6. Nach einer Amtszeit von mindestens 10 Jahren als erster Vorsitzender kann dieser bei seinem Ausscheiden aus dem Vorstand von der Mitgliederversammlung zum Ehrenvorsitzenden auf Lebenszeit mit Sitz und Stimme im erweiterten Vorstand ernannt
werden.
7. Verdiente Mitglieder werden darüber hinaus nach den geltenden Bestimmungen der Fachverbände zur dortigen Ehrung vorgeschlagen.

§ 16 Haftung
Bei Sportunfällen oder sonstigen Schäden haftet der Verein nur im Rahmen der Sporthilfe e.V. oder der vom Verein abgeschlossenen Haftpflichtversicherungen.

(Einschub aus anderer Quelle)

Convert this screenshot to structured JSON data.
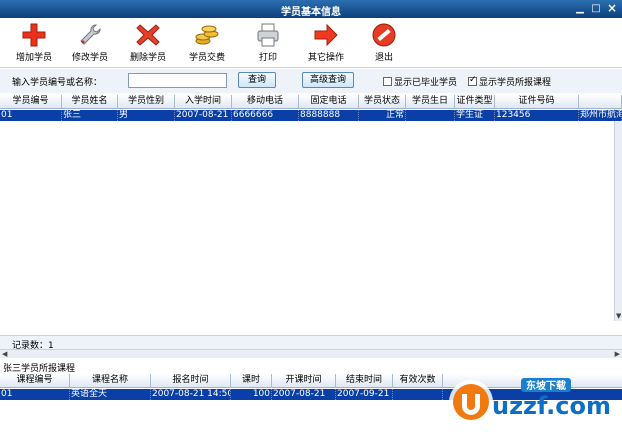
{
  "window": {
    "title": "学员基本信息",
    "minimize": "▁",
    "restore": "□",
    "close": "×"
  },
  "toolbar": {
    "add": "增加学员",
    "edit": "修改学员",
    "delete": "删除学员",
    "payment": "学员交费",
    "print": "打印",
    "other": "其它操作",
    "exit": "退出"
  },
  "search": {
    "label": "输入学员编号或名称：",
    "value": "",
    "query_button": "查询",
    "advanced_button": "高级查询",
    "show_graduated": "显示已毕业学员",
    "show_graduated_checked": false,
    "show_courses": "显示学员所报课程",
    "show_courses_checked": true
  },
  "students": {
    "columns": [
      "学员编号",
      "学员姓名",
      "学员性别",
      "入学时间",
      "移动电话",
      "固定电话",
      "学员状态",
      "学员生日",
      "证件类型",
      "证件号码",
      ""
    ],
    "rows": [
      [
        "01",
        "张三",
        "男",
        "2007-08-21",
        "6666666",
        "8888888",
        "正常",
        "",
        "学生证",
        "123456",
        "郑州市航海"
      ]
    ]
  },
  "status": {
    "record_count": "记录数：1"
  },
  "courses": {
    "title": "张三学员所报课程",
    "columns": [
      "课程编号",
      "课程名称",
      "报名时间",
      "课时",
      "开课时间",
      "结束时间",
      "有效次数"
    ],
    "rows": [
      [
        "01",
        "英语全天",
        "2007-08-21 14:50",
        "100",
        "2007-08-21",
        "2007-09-21",
        ""
      ]
    ]
  },
  "watermark": {
    "text": "uzzf.com",
    "tagline": "东坡下载"
  }
}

Der Verein haftet bei Schäden oder Verlust weder für die zu den Übungsstunden oder Vereinsveranstaltungen mitgebrachten Kleidungen oder Ausrüstungen noch für Wertsachen, Bargeld oder sonstiges.

§ 17 Auflösung
Die Auflösung des Vereins kann nur in einer Mitgliederversammlung beschlossen werden. Dazu ist eine ¾ Mehrheit der anwesenden Vereinsmitglieder erforderlich. Das bei Auflösung des Vereins und nach Beendigung der Liquidation vorhandene
Vereinsvermögen fällt an den zuständigen übergeordneten Turnverband mit der Maßgabe, daß es nur für turnerisch-gemeinnützige Zwecke Verwendung finden darf. Beschlüsse hierüber dürfen erst nach Einwilligung des Finanzamtes ausgeführt werden.